(I had never heard of it before you asked, but I’ll try to answer anyway )
From wikipedia (a surprisingly good site for math definitions):
“Itō calculus, named after Kiyoshi Itō, treats mathematical operations on stochastic processes. Its most important concept is the Itō stochastic integral.”
So that may not be very helpful, but follow me a moment. What is meant by the word “Calculus” in Mathematics? The same as in ordinary language, that is, a system or method of calculation. I could say that long division is a calculus. People say that utilitarians perform an “ethical calculus” to make decisions. The college courses usually called calculus refer to the calculus of Reimann integrals, that is, how to do calculations on and with them.
Now, from what I can figure from the wikipedia page, Itō calculus is a system of calculation for stochastic processes. What are stochastic processes?
Again from wikipedia:
"In the mathematics of probability, a stochastic process or random process is a process that can be described by a probability distribution.
The two most common types of stochastic processes are the time series, which has a time interval domain, and the random field, which has a domain over a region of space.

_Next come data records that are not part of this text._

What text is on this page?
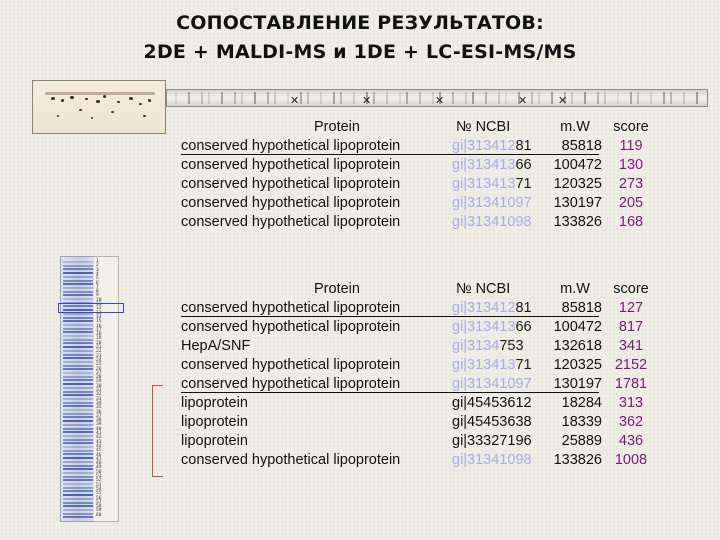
СОПОСТАВЛЕНИЕ РЕЗУЛЬТАТОВ:
2DE + MALDI-MS и 1DE + LC-ESI-MS/MS
✕	✕	✕	✕	✕
1
2
3
4
5
6
7
8
9
10
11
12
13
14
15
16
17
18
19
20
21
22
23
24
25
26
27
28
29
30
31
32
33
34
35
36
37
38
39
40
41
42
43
44
45
46
47
48
49
50
51
52
53
54
55
56
57
58
59
60
Protein	№ NCBI	m.W	score
conserved hypothetical lipoprotein	gi|31341281	85818	119
conserved hypothetical lipoprotein	gi|31341366	100472	130
conserved hypothetical lipoprotein	gi|31341371	120325	273
conserved hypothetical lipoprotein	gi|31341097	130197	205
conserved hypothetical lipoprotein	gi|31341098	133826	168
Protein	№ NCBI	m.W	score
conserved hypothetical lipoprotein	gi|31341281	85818	127
conserved hypothetical lipoprotein	gi|31341366	100472	817
HepA/SNF	gi|3134753	132618	341
conserved hypothetical lipoprotein	gi|31341371	120325 2152
conserved hypothetical lipoprotein	gi|31341097	130197 1781
lipoprotein	gi|45453612	18284	313
lipoprotein	gi|45453638	18339	362
lipoprotein	gi|33327196	25889	436
conserved hypothetical lipoprotein	gi|31341098	133826 1008
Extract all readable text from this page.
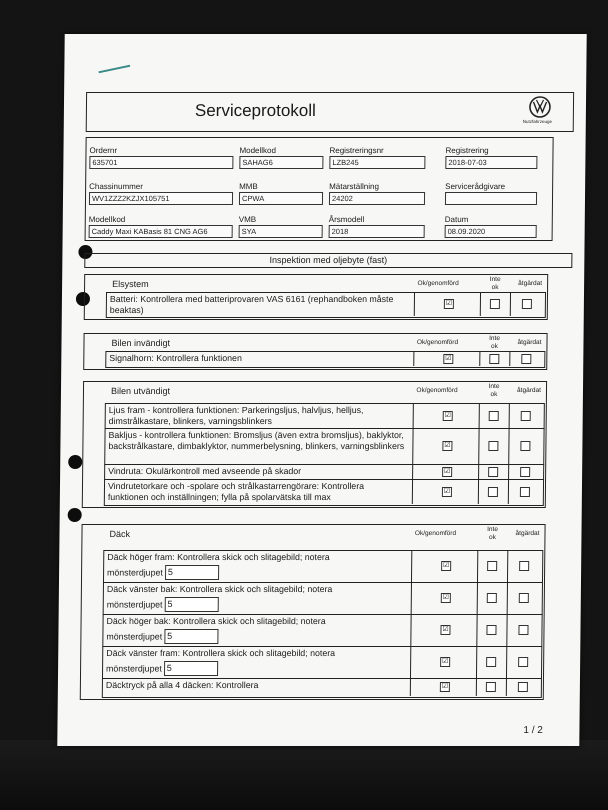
Serviceprotokoll
Nutzfahrzeuge
Inspektion med oljebyte (fast)
1 / 2
Ordernr
635701
Modellkod
SAHAG6
Registreringsnr
LZB245
Registrering
2018-07-03
Chassinummer
WV1ZZZ2KZJX105751
MMB
CPWA
Mätarställning
24202
Servicerådgivare
Modellkod
Caddy Maxi KABasis 81 CNG AG6
VMB
SYA
Årsmodell
2018
Datum
08.09.2020
Elsystem	Ok/genomförd
Inte
ok
åtgärdat
Batteri: Kontrollera med batteriprovaren VAS 6161 (rephandboken måste beaktas)
☑
Bilen invändigt	Ok/genomförd
Inte
ok
åtgärdat
Signalhorn: Kontrollera funktionen	☑
Bilen utvändigt	Ok/genomförd
Inte
ok
åtgärdat
Ljus fram - kontrollera funktionen: Parkeringsljus, halvljus, helljus, dimstrålkastare, blinkers, varningsblinkers	☑
Bakljus - kontrollera funktionen: Bromsljus (även extra bromsljus), baklyktor, backstrålkastare, dimbaklyktor, nummerbelysning, blinkers, varningsblinkers	☑
Vindruta: Okulärkontroll med avseende på skador	☑
Vindrutetorkare och -spolare och strålkastarrengörare: Kontrollera funktionen och inställningen; fylla på spolarvätska till max	☑
Däck	Ok/genomförd
Inte
ok
åtgärdat
Däck höger fram: Kontrollera skick och slitagebild; notera
mönsterdjupet 5
☑
Däck vänster bak: Kontrollera skick och slitagebild; notera
mönsterdjupet 5
☑
Däck höger bak: Kontrollera skick och slitagebild; notera
mönsterdjupet 5
☑
Däck vänster fram: Kontrollera skick och slitagebild; notera
mönsterdjupet 5
☑
Däcktryck på alla 4 däcken: Kontrollera	☑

Familiar examples of processes modeled as stochastic time series include stock market and exchange rate fluctuations, signals such as speech, audio and video - medical data such as a patient’s EKG, EEG, blood pressure or temperature; and random movement such as Brownian motion or random walks. Examples of random fields include static images, random terrain (landscapes), or composition variations of an inhomogeneous material."
This seems to answer the “what is it used for”, no?